The process of creating each jean involves hand-chalking pattern pieces, hand-cutting each pair and a dedicated sewer start to finish. There are no assembly lines; there is one excellently attentive expert for each garment.
“Basically, we’re breaking all of the typical traditions of a normal garment factory. The idea is that it’s probably as beautiful a denim garment as you can get.”
The handful of sewers, cutters and patternmakers came from Morrison’s past – even as far back and his days at Paper Denim & Cloth. They reside in a glass house in the center of the store. Refreshingly, it feels like the creative department rather than a factory.
3×1 is a return to the roots of a career that Morrison has worked somewhat in reverse.
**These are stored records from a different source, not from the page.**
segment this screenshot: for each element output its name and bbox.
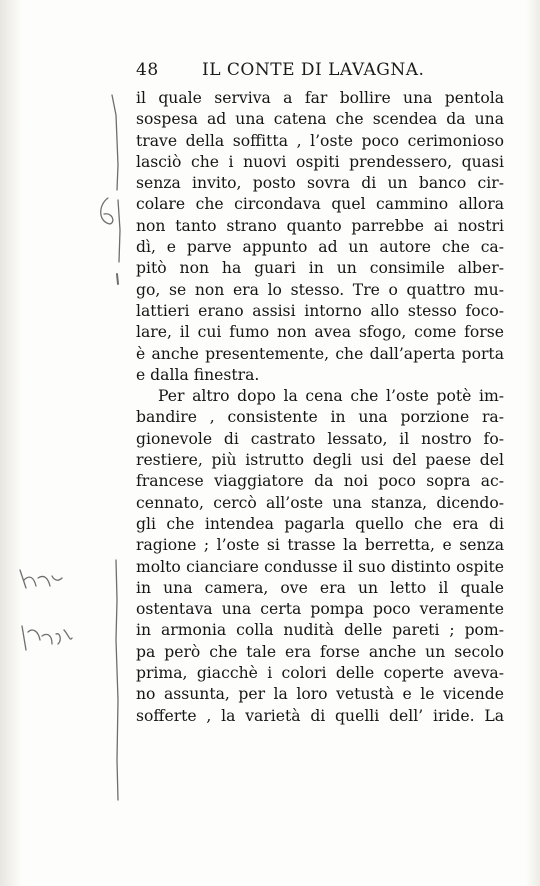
- text-line: in una camera, ove era un letto il quale: [136, 578, 504, 597]
- text-line: è anche presentemente, che dall’aperta porta: [136, 344, 504, 363]
- text-line: prima, giacchè i colori delle coperte aveva-: [136, 664, 504, 683]
- text-line: francese viaggiatore da noi poco sopra ac-: [136, 472, 504, 491]
- text-line: bandire , consistente in una porzione ra-: [136, 408, 504, 427]
- text-line: il quale serviva a far bollire una pentola: [136, 89, 504, 107]
- text-line: trave della soffitta , l’oste poco cerimonioso: [136, 131, 504, 150]
- text-line: cennato, cercò all’oste una stanza, dicendo-: [136, 493, 504, 512]
- text-line: pa però che tale era forse anche un secolo: [136, 642, 504, 661]
- text-line: ostentava una certa pompa poco veramente: [136, 600, 504, 619]
- text-line: no assunta, per la loro vetustà e le vicende: [136, 685, 504, 704]
- margin-line-mark: [116, 560, 118, 800]
- text-line: pitò non ha guari in un consimile alber-: [136, 259, 504, 278]
- text-line: gionevole di castrato lessato, il nostro fo-: [136, 429, 504, 448]
- text-line: restiere, più istrutto degli usi del paese del: [136, 451, 504, 470]
- text-line: in armonia colla nudità delle pareti ; pom-: [136, 621, 504, 640]
- text-line: molto cianciare condusse il suo distinto ospite: [136, 557, 504, 576]
- bracket-mark: [101, 198, 113, 224]
- text-line: dì, e parve appunto ad un autore che ca-: [136, 238, 504, 257]
- text-line: colare che circondava quel cammino allora: [136, 195, 504, 214]
- handwritten-scribble: [20, 570, 62, 588]
- text-line: go, se non era lo stesso. Tre o quattro mu-: [136, 280, 504, 299]
- page-edge-right: [526, 0, 540, 886]
- margin-line-mark: [118, 200, 120, 262]
- body-text: [136, 88, 504, 727]
- text-line: ragione ; l’oste si trasse la berretta, e senza: [136, 536, 504, 555]
- text-line: non tanto strano quanto parrebbe ai nostri: [136, 216, 504, 235]
- running-title: IL CONTE DI LAVAGNA.: [202, 60, 425, 80]
- text-line: senza invito, posto sovra di un banco cir-: [136, 174, 504, 193]
- page-number: 48: [136, 60, 159, 80]
- text-line: e dalla finestra.: [136, 365, 260, 384]
- text-line: sofferte , la varietà di quelli dell’ iride. La: [136, 706, 504, 725]
- text-line: lattieri erano assisi intorno allo stesso foco-: [136, 301, 504, 320]
- text-line: lare, il cui fumo non avea sfogo, come forse: [136, 323, 504, 342]
- text-line: sospesa ad una catena che scendea da una: [136, 110, 504, 129]
- text-line: gli che intendea pagarla quello che era di: [136, 514, 504, 533]
- text-line: lasciò che i nuovi ospiti prendessero, quasi: [136, 152, 504, 171]
- running-header: [136, 60, 446, 84]
- tick-mark: [117, 274, 118, 284]
- handwritten-scribble: [22, 626, 72, 650]
- page-edge-left: [0, 0, 22, 886]
- text-line: Per altro dopo la cena che l’oste potè im-: [158, 387, 504, 406]
- margin-line-mark: [112, 95, 118, 190]
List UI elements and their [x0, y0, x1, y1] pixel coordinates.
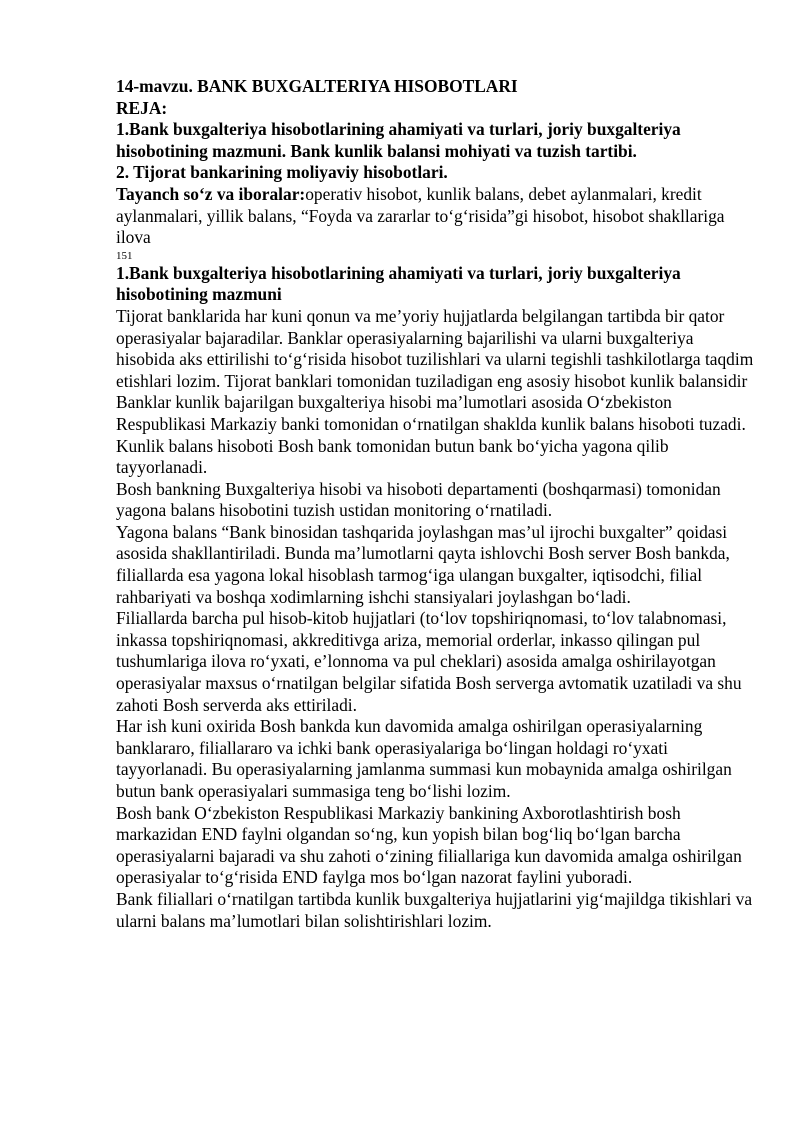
topic-title: 14-mavzu. BANK BUXGALTERIYA HISOBOTLARI: [116, 76, 518, 96]
page-number: 151: [116, 249, 133, 262]
body-paragraph: Yagona balans “Bank binosidan tashqarida joylashgan mas’ul ijrochi buxgalter” qoidasi asosida shakllantiriladi. Bunda ma’lumotlarni qayta ishlovchi Bosh server Bosh bankda, filiallarda esa yagona lokal hisoblash tarmog‘iga ulangan buxgalter, iqtisodchi, filial rahbariyati va boshqa xodimlarning ishchi stansiyalari joylashgan bo‘ladi.: [116, 521, 730, 607]
body-paragraph: Filiallarda barcha pul hisob-kitob hujjatlari (to‘lov topshiriqnomasi, to‘lov talabnomasi, inkassa topshiriqnomasi, akkreditivga ariza, memorial orderlar, inkasso qilingan pul tushumlariga ilova ro‘yxati, e’lonnoma va pul cheklari) asosida amalga oshirilayotgan operasiyalar maxsus o‘rnatilgan belgilar sifatida Bosh serverga avtomatik uzatiladi va shu zahoti Bosh serverda aks ettiriladi.: [116, 608, 742, 715]
body-paragraph: Tijorat banklarida har kuni qonun va me’yoriy hujjatlarda belgilangan tartibda bir qator operasiyalar bajaradilar. Banklar operasiyalarning bajarilishi va ularni buxgalteriya hisobida aks ettirilishi to‘g‘risida hisobot tuzilishlari va ularni tegishli tashkilotlarga taqdim etishlari lozim. Tijorat banklari tomonidan tuziladigan eng asosiy hisobot kunlik balansidir: [116, 305, 754, 391]
body-paragraph: Bosh bank O‘zbekiston Respublikasi Markaziy bankining Axborotlashtirish bosh markazidan END faylni olgandan so‘ng, kun yopish bilan bog‘liq bo‘lgan barcha operasiyalarni bajaradi va shu zahoti o‘zining filiallariga kun davomida amalga oshirilgan operasiyalar to‘g‘risida END faylga mos bo‘lgan nazorat faylini yuboradi.: [116, 802, 742, 888]
body-paragraph: Bank filiallari o‘rnatilgan tartibda kunlik buxgalteriya hujjatlarini yig‘majildga tikishlari va ularni balans ma’lumotlari bilan solishtirishlari lozim.: [116, 888, 753, 931]
keywords-label: Tayanch so‘z va iboralar:: [116, 183, 306, 204]
keywords-text: operativ hisobot, kunlik balans, debet aylanmalari, kredit aylanmalari, yillik balans, “Foyda va zararlar to‘g‘risida”gi hisobot, hisobot shakllariga ilova: [116, 183, 725, 248]
body-paragraph: Banklar kunlik bajarilgan buxgalteriya hisobi ma’lumotlari asosida O‘zbekiston Respublikasi Markaziy banki tomonidan o‘rnatilgan shaklda kunlik balans hisoboti tuzadi. Kunlik balans hisoboti Bosh bank tomonidan butun bank bo‘yicha yagona qilib tayyorlanadi.: [116, 392, 746, 478]
document-page: [116, 76, 756, 932]
plan-item-1: 1.Bank buxgalteriya hisobotlarining ahamiyati va turlari, joriy buxgalteriya hisobotining mazmuni. Bank kunlik balansi mohiyati va tuzish tartibi.: [116, 119, 681, 161]
plan-label: REJA:: [116, 97, 168, 118]
keywords-paragraph: [116, 184, 756, 249]
body-paragraph: Bosh bankning Buxgalteriya hisobi va hisoboti departamenti (boshqarmasi) tomonidan yagona balans hisobotini tuzish ustidan monitoring o‘rnatiladi.: [116, 478, 721, 521]
plan-item-2: 2. Tijorat bankarining moliyaviy hisobotlari.: [116, 162, 448, 183]
section-heading: 1.Bank buxgalteriya hisobotlarining ahamiyati va turlari, joriy buxgalteriya hisobotining mazmuni: [116, 262, 681, 305]
body-paragraph: Har ish kuni oxirida Bosh bankda kun davomida amalga oshirilgan operasiyalarning banklararo, filiallararo va ichki bank operasiyalariga bo‘lingan holdagi ro‘yxati tayyorlanadi. Bu operasiyalarning jamlanma summasi kun mobaynida amalga oshirilgan butun bank operasiyalari summasiga teng bo‘lishi lozim.: [116, 716, 732, 801]
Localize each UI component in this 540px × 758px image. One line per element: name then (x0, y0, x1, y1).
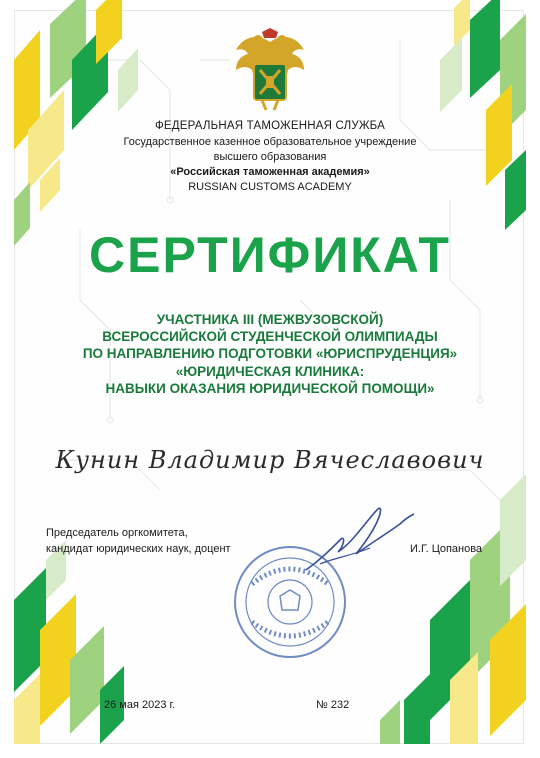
certificate-title: СЕРТИФИКАТ (89, 227, 451, 283)
subtitle-line-4: «ЮРИДИЧЕСКАЯ КЛИНИКА: (175, 364, 365, 379)
corner-shards-bottom-left (14, 540, 124, 744)
handwritten-signature-icon (300, 500, 420, 580)
signatory-role-line-2: кандидат юридических наук, доцент (46, 543, 231, 555)
double-headed-eagle-emblem-icon (232, 28, 308, 112)
signatory-name: И.Г. Цопанова (410, 543, 483, 555)
subtitle-line-3: ПО НАПРАВЛЕНИЮ ПОДГОТОВКИ «ЮРИСПРУДЕНЦИЯ» (82, 346, 458, 361)
subtitle-line-1: УЧАСТНИКА III (МЕЖВУЗОВСКОЙ) (156, 312, 384, 327)
org-name-english: RUSSIAN CUSTOMS ACADEMY (188, 181, 352, 193)
signatory-role-line-1: Председатель оргкомитета, (46, 527, 188, 539)
subtitle-line-5: НАВЫКИ ОКАЗАНИЯ ЮРИДИЧЕСКОЙ ПОМОЩИ» (105, 381, 435, 396)
org-agency: ФЕДЕРАЛЬНАЯ ТАМОЖЕННАЯ СЛУЖБА (154, 120, 386, 132)
recipient-name: Кунин Владимир Вячеславович (55, 446, 485, 474)
subtitle-line-2: ВСЕРОССИЙСКОЙ СТУДЕНЧЕСКОЙ ОЛИМПИАДЫ (102, 329, 438, 344)
issue-date: 26 мая 2023 г. (104, 699, 176, 711)
org-name: «Российская таможенная академия» (170, 166, 370, 178)
certificate-number: № 232 (316, 699, 350, 711)
org-type: Государственное казенное образовательное учреждение (123, 136, 417, 148)
corner-shards-top-right (440, 0, 526, 230)
org-level: высшего образования (213, 151, 327, 163)
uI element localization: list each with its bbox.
He began with the launch of Paper Denim & Cloth, which he calls a “commercial success”. Earnest Sewn was “a brand story” that focused on heritage and turn-of-the-century Americana. EVISU enlisted him to revive the fledgling Japanese premium denim line, but moves to generalization didn’t sit right with Morrison who turned his process inside-out and reinvented in order to demonstrate and preserve rather than imitate or exploit.
As well as representing the factories that are slowly exiting New York’s Garment District, “it’s also a bit of a commentary on the fact that there are a lot of products out there that aren’t up to quality. Possibly due to the consumption of branding, regardless of where or how it’s made.”
The only branding on any pair of 3×1 jeans is an unmarked, minimalist selvedge tab quietly folded under the back right pocket.
“Everyone is going after this economy where it’s more, cheaper, faster. It’s continually driving down the garment business. It seems natural to step back and do one thing really, really well. Let’s reignite or reintroduce people to the process that is unique and beautiful in and of itself.”
“There was no other big master plan other than that this would be a great thing for people to see.”